Spectral Calibration of Time-inhomogeneous Exponential Lévy Models

Abstract

The problem of calibrating time-inhomogeneous exponential Lévy models with finite jump activity based on market prices of plain vanilla options is studied. Belomestny and Reiß introduced an estimation procedure for calibration in the homogeneous case with one maturity. The open-ended question that will be addressed is if we can extend this model to use all listed plain vanilla options with multiple maturities. This opens a way to use all available data to create a time-inhomogeneous model with time-dependent Lévy triplets between subsequent intervals based on the maturities.

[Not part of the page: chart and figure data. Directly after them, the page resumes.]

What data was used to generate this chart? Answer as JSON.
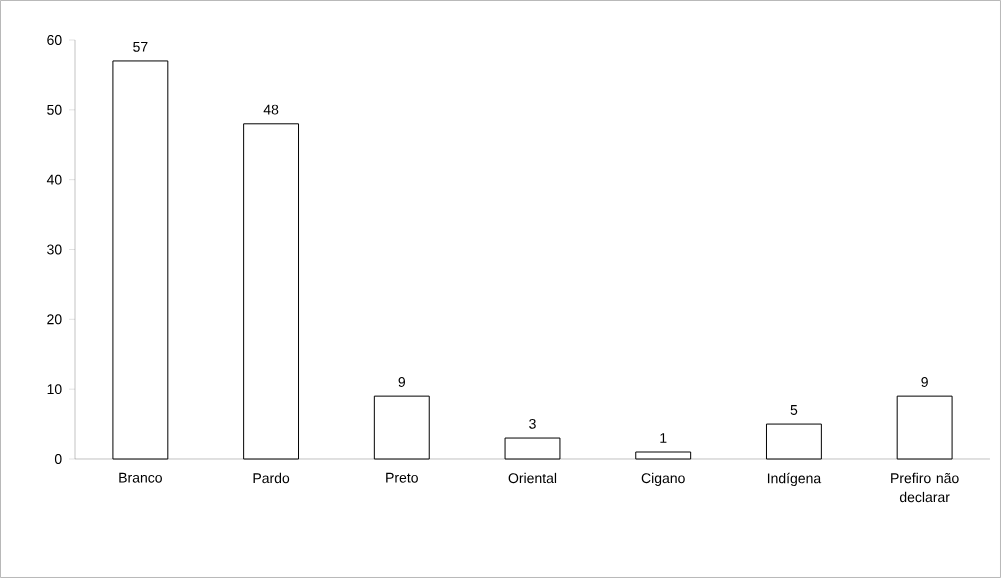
{
  "chart_data": {
    "type": "bar",
    "categories": [
      "Branco",
      "Pardo",
      "Preto",
      "Oriental",
      "Cigano",
      "Indígena",
      "Prefiro não declarar"
    ],
    "values": [
      57,
      48,
      9,
      3,
      1,
      5,
      9
    ],
    "color": "#ffffff",
    "ylim": [
      0,
      60
    ],
    "yticks": [
      0,
      10,
      20,
      30,
      40,
      50,
      60
    ],
    "data_labels": true,
    "grid": false
  }
}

We establish via an adapted Lévy-Khintchine representation an estimation procedure on the explicit inversion of the option price formulas in the spectral domain with a cut-off scheme for the regularisation of high frequencies. The estimation procedure will be shown to be well-defined and the parameters to be normally distributed asymptotically.

Practical implications imply that using the asymptotic variances of the normal distributions leads to insufficient confidence intervals for non-asymptotical cases. We, therefore, construct confidence intervals using an approximated finite sample variance.

Monte Carlo simulations are implemented in the computational software R to evaluate the stability and accuracy of the estimation procedure. Furthermore, the finite sample confidence intervals are assessed with coverage probabilities.

In the end, the estimation procedure is evaluated by calibrating to market data of plain vanilla S\&P500 options, which contain numerous maturities. The estimated parameters with confidence intervals between maturities support time-dependency and the constructed time-inhomogeneous exponential L{\'e}vy models appear favorable in contrast to the time-homogeneous model.